Boy, sometimes I feel so let down by the way people treat me. I don't no where my raising came from but I do not treat people the way I am treated. I am, also, certain that it didn't come from my parents because I help without being asked and give without stinginess! I feel jaded today! If I see someone struggling, I rush to see if I can lend a hand but sometimes the people I'm helping do not do the same for me. It makes me a bit bitter toward them. I hate when I feel apathetic to someone I should feel loving to. Granny always said, "Don't wait for it to come back around, you'll be waiting a long time."
Family is a hard one to talk about. I respect them enough to not name names or be too specific but at the same time I want and need to be able to write what I write without walking on eggshells. How do other people write autobiographies? I could write it and have it published when I'm dead. That's how Anais Nin's journals's were published.

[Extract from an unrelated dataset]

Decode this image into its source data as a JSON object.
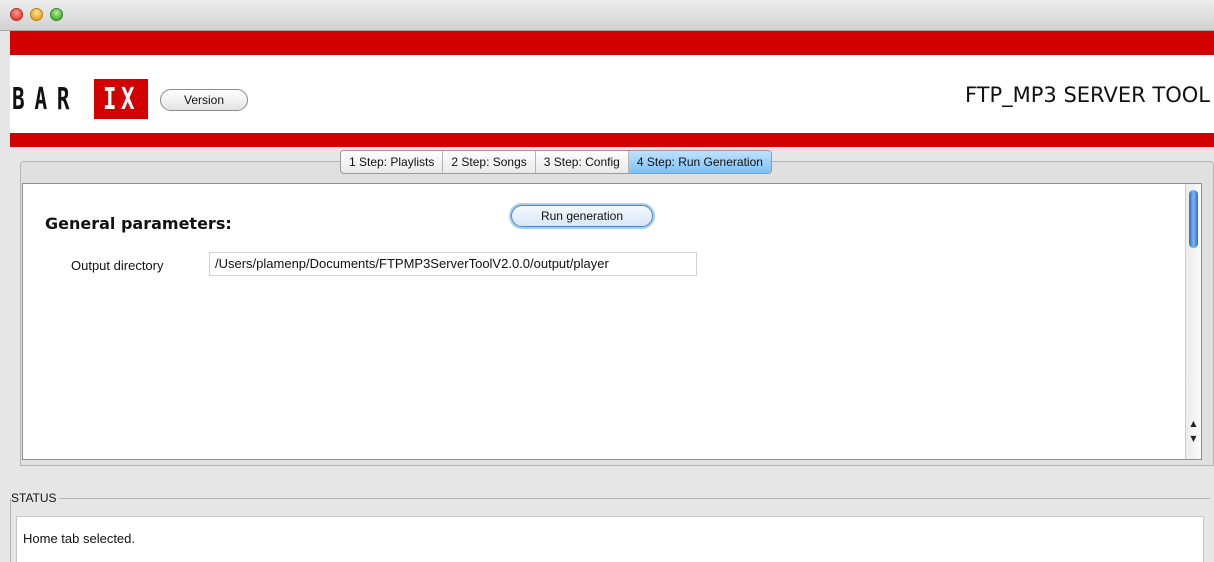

That was yesterday afternoon, I feel a little more optimistic but not much! I can't stand it when other people yell at my kids! Why is that? If I do it, I feel guilty and wish I hadn't. It's like finger nails on a chalk board. This doesn't mean I don't raise my voice but they are my kids, if anyone can it would be me or my husband. Still not justifying the behavior of yelling but just sayin'.
I feel let down that I have to verbalize I need help every time I do. Then when I ask I get attitude in return. Anyone else experience this? Well, I'm gonna refocus my energy! It is not even 9am yet and I want this to be another productive day. I painted the entry way floor yesterday, a project that was half done for 2 months or longer. I will put another coat on it and polyurethane it a couple coats today and tomorrow. I still need a couple small strips of trim for the top of the wall/ceiling, that ought to be interesting doing;-P I have to paint/hang the coat rack and trim with white. Then it will be all done, I think! This whole house thing is a whole lot a work! So many people make it look so simple. I guess with help it is but by myself with my fibromyalgia it is far from simple.
Anyhoo, got to vacuum the other half of house and wash laundry while finding time to be an "artist"! I like this who am I title best and I'm having lots of fun doing it! I wonder what would have happened if I would have been handed some paint brushes and paint or a set of oil pastels at a young age? I used to sneak into one of siblings packs when I was younger and I always drew the same thing. A big giant eyeball in a cyclone?! Maybe I can find the motivation to post some before and after picks of my recent room makeovers this week!